Comic-book writer, documentarian, screenwriter and author Lauren Beukes is probably best known for her critically acclaimed international bestsellers Broken Monsters and The Shining Girls. Both these novels took readers into the mind of a serial killer, with a good dose of the fantastical. But for her new book, Afterland, she took a break from the whole murder thing. ‘You know what? I was tired of death, so I just decided to kill 3,5 billion people instead,’ she says with a laugh.
Described as a high-concept feminist dystopian thriller, Afterland imagines a world where 99% of the male population has been wiped out by a virus. Cole and her son, Miles, who is disguised as a young girl, are on the run across a very changed America, trying to find their way back home to South Africa. The nefarious parties after them include the Department of Men and the neon nuns of the Church of All Sorrows.

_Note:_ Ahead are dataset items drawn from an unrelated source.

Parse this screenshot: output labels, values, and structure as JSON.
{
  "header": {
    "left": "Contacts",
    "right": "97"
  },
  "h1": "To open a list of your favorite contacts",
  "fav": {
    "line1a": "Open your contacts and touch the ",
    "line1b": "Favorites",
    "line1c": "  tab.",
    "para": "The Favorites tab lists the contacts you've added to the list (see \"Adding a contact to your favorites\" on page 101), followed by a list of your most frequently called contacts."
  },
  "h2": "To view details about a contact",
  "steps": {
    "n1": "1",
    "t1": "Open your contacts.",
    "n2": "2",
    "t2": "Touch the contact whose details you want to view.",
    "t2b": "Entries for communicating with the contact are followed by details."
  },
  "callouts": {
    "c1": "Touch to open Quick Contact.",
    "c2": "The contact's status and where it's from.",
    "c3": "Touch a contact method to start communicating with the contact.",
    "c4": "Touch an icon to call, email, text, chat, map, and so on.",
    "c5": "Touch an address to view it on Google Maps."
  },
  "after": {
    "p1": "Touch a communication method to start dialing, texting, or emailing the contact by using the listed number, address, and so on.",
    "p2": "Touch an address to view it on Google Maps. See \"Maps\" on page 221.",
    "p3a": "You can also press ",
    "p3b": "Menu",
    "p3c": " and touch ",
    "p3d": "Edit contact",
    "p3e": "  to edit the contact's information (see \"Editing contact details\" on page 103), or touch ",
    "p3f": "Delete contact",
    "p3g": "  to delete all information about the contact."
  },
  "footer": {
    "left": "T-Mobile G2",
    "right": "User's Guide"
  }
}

President Ramaphosa had just announced that the lockdown would be extended until the end of April when Lauren and I chat over Zoom. It’s safe to say things are stressful at the moment. ‘I bought 12 bags of spaghetti, which even I think may have been overkill,’ she says.
You may think it a bit risky to launch a book that deals with a pandemic during a pandemic, and Lauren couldn’t agree more. ‘Gah, the timing,’ she says. ‘It’s taken me years and years to write and it comes out in the middle of a global pandemic.’